确认托拉仍在弗蕾亚身旁守卫后,我悄然穿过围观表演的人群,深知他们眼中只有斯泰因恩歌声编织的幻象。厅内闷热散去,夜风沁凉,松林气息与自斯科约德峰间冰川而来的寒风交织。瞥见哈拉尔德消失在街角的身影,我立即小跑追去—深知若不在拉文海姆错综复杂的街巷中紧跟,很容易就会失去他的踪迹。
要塞渐归寂静,众人或已安眠,或仍在大厅狂欢观赏斯泰因恩的演出。靴底每次触地都在建筑墙体间激起回响,虽无隐匿行踪的必要,我仍放轻脚步。余光瞥见环绕拉文海姆的高墙上符文不时闪烁—多半在祛除白日潜入的疫病,虽然当边缘湍流河水暴涨时它们也会如此运转,每道石刻符痕皆为守护此地居民而设。
我未予理会,凝神追踪哈拉尔德的脚步声,待其止息时骤然停步。环顾确认无人注视后,我探身望向转角:哈拉尔德正与斯卡德密谈,两人额头几乎相抵。狂风呼啸穿巷,吞没了对话内容,但斯卡德频频点头的模样似在领受指令。
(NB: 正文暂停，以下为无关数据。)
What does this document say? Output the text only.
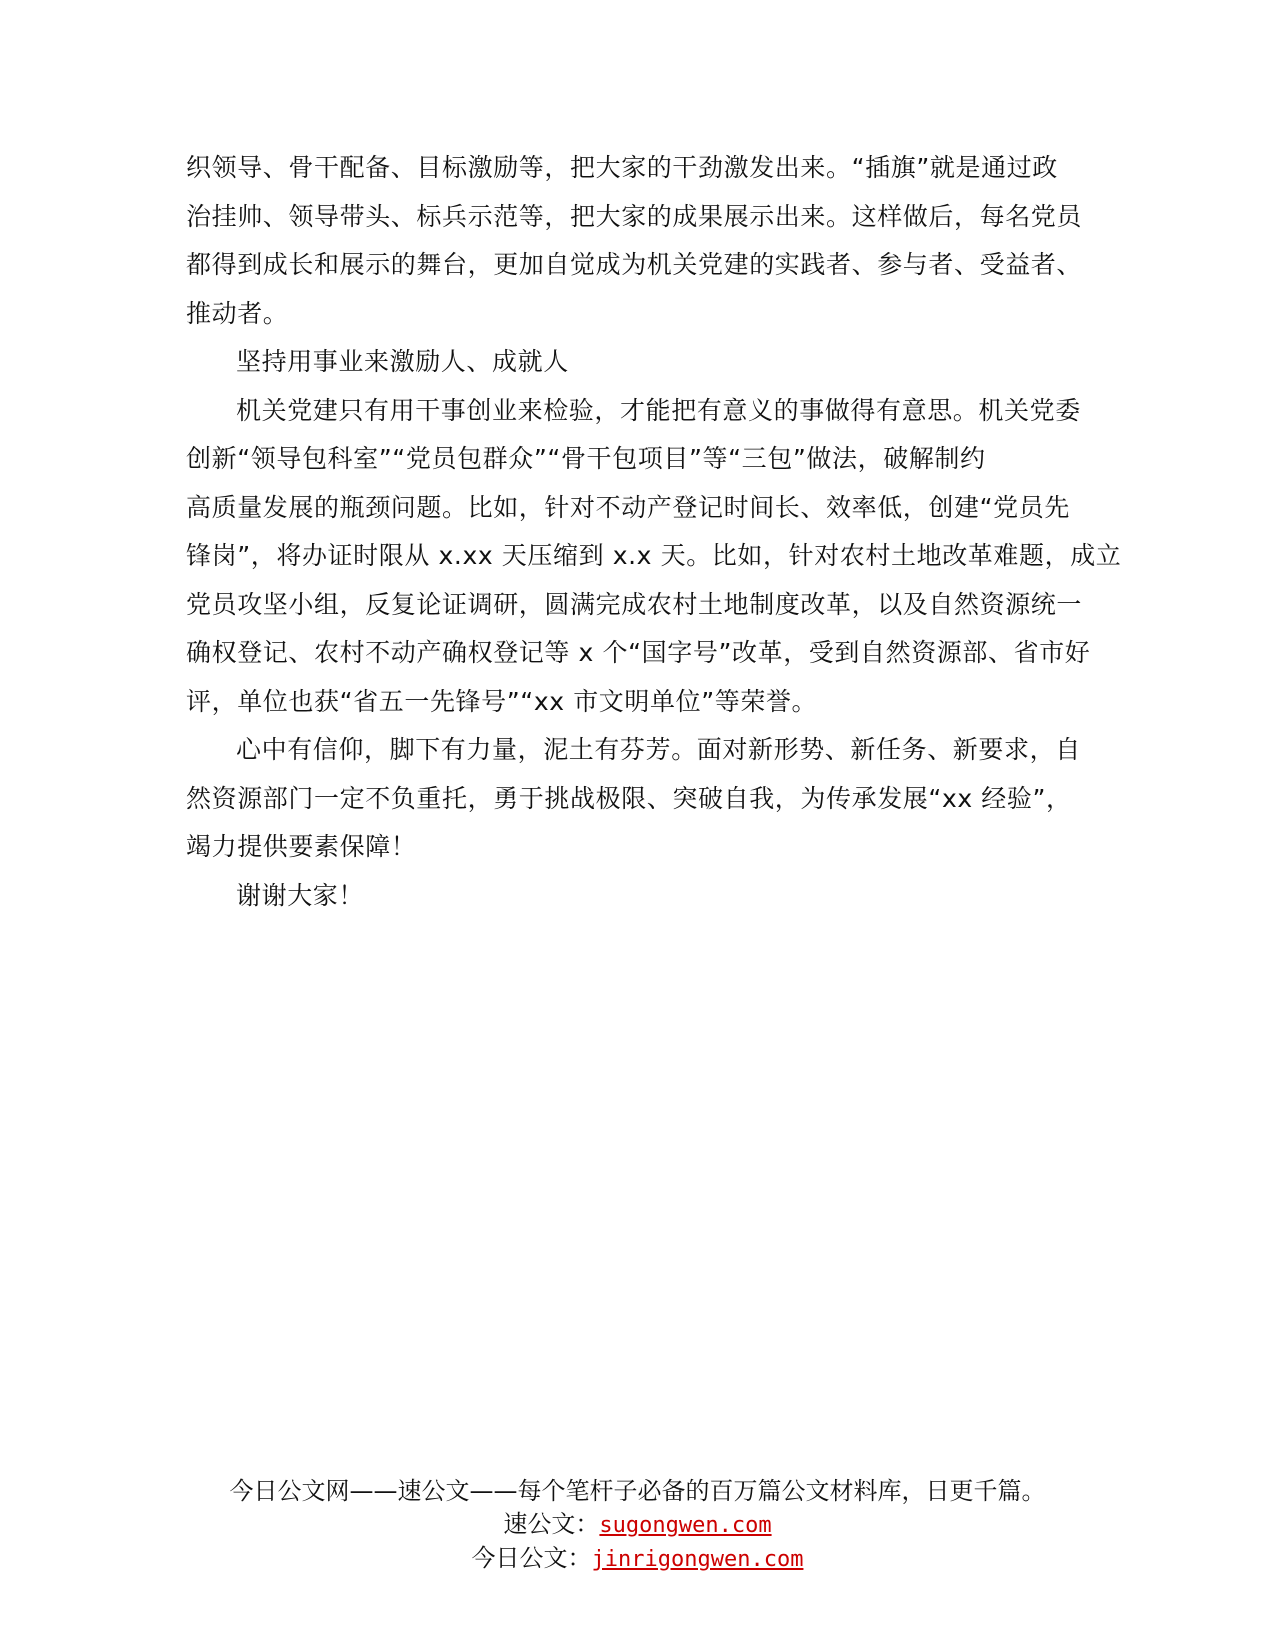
织领导、骨干配备、目标激励等，把大家的干劲激发出来。“插旗”就是通过政
治挂帅、领导带头、标兵示范等，把大家的成果展示出来。这样做后，每名党员
都得到成长和展示的舞台，更加自觉成为机关党建的实践者、参与者、受益者、
推动者。
坚持用事业来激励人、成就人
机关党建只有用干事创业来检验，才能把有意义的事做得有意思。机关党委
创新“领导包科室”“党员包群众”“骨干包项目”等“三包”做法，破解制约
高质量发展的瓶颈问题。比如，针对不动产登记时间长、效率低，创建“党员先
锋岗”，将办证时限从 x.xx 天压缩到 x.x 天。比如，针对农村土地改革难题，成立
党员攻坚小组，反复论证调研，圆满完成农村土地制度改革，以及自然资源统一
确权登记、农村不动产确权登记等 x 个“国字号”改革，受到自然资源部、省市好
评，单位也获“省五一先锋号”“xx 市文明单位”等荣誉。
心中有信仰，脚下有力量，泥土有芬芳。面对新形势、新任务、新要求，自
然资源部门一定不负重托，勇于挑战极限、突破自我，为传承发展“xx 经验”，
竭力提供要素保障！
谢谢大家！
今日公文网——速公文——每个笔杆子必备的百万篇公文材料库，日更千篇。
速公文：sugongwen.com
今日公文：jinrigongwen.com
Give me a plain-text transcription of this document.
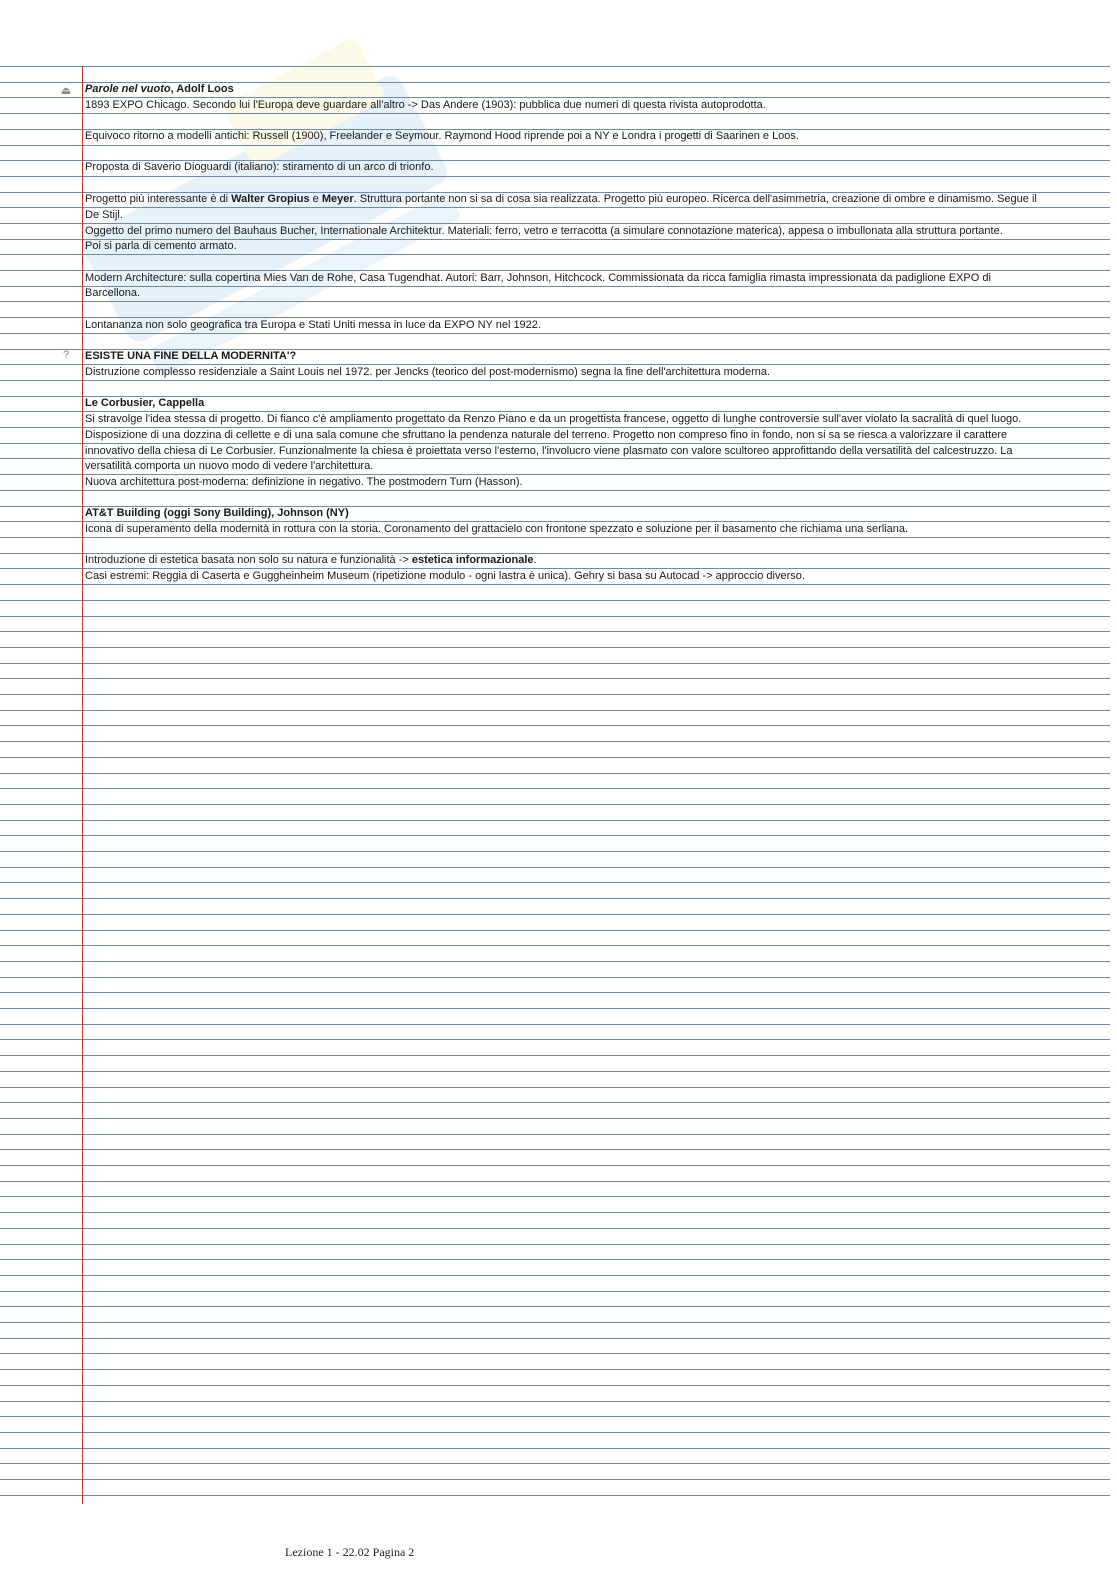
⏏
?
Parole nel vuoto, Adolf Loos
1893 EXPO Chicago. Secondo lui l'Europa deve guardare all'altro -> Das Andere (1903): pubblica due numeri di questa rivista autoprodotta.
Equivoco ritorno a modelli antichi: Russell (1900), Freelander e Seymour. Raymond Hood riprende poi a NY e Londra i progetti di Saarinen e Loos.
Proposta di Saverio Dioguardi (italiano): stiramento di un arco di trionfo.
Progetto più interessante è di Walter Gropius e Meyer. Struttura portante non si sa di cosa sia realizzata. Progetto più europeo. Ricerca dell'asimmetria, creazione di ombre e dinamismo. Segue il
De Stijl.
Oggetto del primo numero del Bauhaus Bucher, Internationale Architektur. Materiali: ferro, vetro e terracotta (a simulare connotazione materica), appesa o imbullonata alla struttura portante.
Poi si parla di cemento armato.
Modern Architecture: sulla copertina Mies Van de Rohe, Casa Tugendhat. Autori: Barr, Johnson, Hitchcock. Commissionata da ricca famiglia rimasta impressionata da padiglione EXPO di
Barcellona.
Lontananza non solo geografica tra Europa e Stati Uniti messa in luce da EXPO NY nel 1922.
ESISTE UNA FINE DELLA MODERNITA'?
Distruzione complesso residenziale a Saint Louis nel 1972. per Jencks (teorico del post-modernismo) segna la fine dell'architettura moderna.
Le Corbusier, Cappella
Si stravolge l'idea stessa di progetto. Di fianco c'è ampliamento progettato da Renzo Piano e da un progettista francese, oggetto di lunghe controversie sull'aver violato la sacralità di quel luogo.
Disposizione di una dozzina di cellette e di una sala comune che sfruttano la pendenza naturale del terreno. Progetto non compreso fino in fondo, non si sa se riesca a valorizzare il carattere
innovativo della chiesa di Le Corbusier. Funzionalmente la chiesa è proiettata verso l'esterno, l'involucro viene plasmato con valore scultoreo approfittando della versatilità del calcestruzzo. La
versatilità comporta un nuovo modo di vedere l'architettura.
Nuova architettura post-moderna: definizione in negativo. The postmodern Turn (Hasson).
AT&T Building (oggi Sony Building), Johnson (NY)
Icona di superamento della modernità in rottura con la storia. Coronamento del grattacielo con frontone spezzato e soluzione per il basamento che richiama una serliana.
Introduzione di estetica basata non solo su natura e funzionalità -> estetica informazionale.
Casi estremi: Reggia di Caserta e Guggheinheim Museum (ripetizione modulo - ogni lastra è unica). Gehry si basa su Autocad -> approccio diverso.
Lezione 1 - 22.02 Pagina 2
掌心阵阵刺痛,他们凝重的神情昭示这绝非闲谈—恰在此时,狂风骤歇。
"城垛守军增派双倍。"哈拉尔德沉声道,"弗蕾亚绝不能有丝毫闪失,明白吗?她于我弥足珍贵,若你因狭隘嫉妒令她陷入险境—"
"我不会。"斯卡德截断话语,"我以乌勒尔之名起誓,定护她周全。"
哈拉尔德神色稍霁,俯身轻吻她的前额:"我信你,亲爱的斯卡德。去吧。"
她轻触肘上银臂环,仰首投去最后一笑,旋即奔向城墙。
我转出拐角走向哈拉尔德。他正凝望夜空陷入沉思,待察觉时我已近在咫尺。
他惊得后退一步,迅速与我拉开距离,仿佛要躲避攻击般,随后才恢复镇定。"比约恩!你在这儿做什么?"
"我受不了斯坦恩的鬼哭狼嚎。"我说道。
"你该对她好些。"他对我皱起眉头。"我知道她是在你前往斯卡兰后才嫁入我们家,但她是个饱经苦难的好女人。"
我抱起双臂:"她监视我。"
"是我下的命令。若要生气就冲我来。"他偏过头,"不过你确实在生我的气吧?我注意到我们之间已有鸿沟,儿子,这绝非仅仅因为分别日久。"
我没有回应他无声的质问,反问道:"你为何在暗处鬼鬼祟祟?"
哈拉尔德沉默不语,目光再次投向夜空中的星辰。他长叹一声:"你母亲的预言比我向芙蕾雅表露的更为令我不安。多年来我们竭力阻止她的预言成真,可纵使如此,你生父仍当上了斯卡兰国王,此刻正率众酋长虎视眈眈。我担心无力阻止他,成千上万无辜者将因他追逐天命而丧生。今夜虽增派了守卫,但实无良策阻其锋芒。唯一能拯救我们的那位女子,同样可能轻易毁灭我们所有人。"
他的声音里翻涌着不同往日的沮丧与无力。
"您集结了北方最强大的'命运逆行者',父亲。"我说,"他们个个都有扭转诺恩女神安排的能力。别把重担全压在芙蕾雅肩上。"
“可你母亲—”
"您太过看重她的预言了。"我打断道,"幼时她常教导我,莫让预言的重担支配每一步人生。直到她来到诺德兰,您将她每句话奉若圭臬后,她才不再说这些。"
他眯起眼睛:"这不只是对你母亲不敬,比约恩。更是对奥丁的亵渎。怀着进入英灵殿的梦想还如此行事,实在不明智。"
我曾梦想过瓦尔哈拉殿堂。梦想着在诸神黄昏时为众父神奋战的光荣。如今我的梦想已彻底改变。“我并非不敬重他们。我—”
我的舌头突然僵住,只见一道闪光在头顶炸开。接着又是一道,再接一道。燃烧的箭矢撞击在赫拉芬海姆结界构筑的防护网上,墙面的刻印符文随着防御机制被触发而剧烈闪烁。
赫拉芬海姆正在遭受攻击。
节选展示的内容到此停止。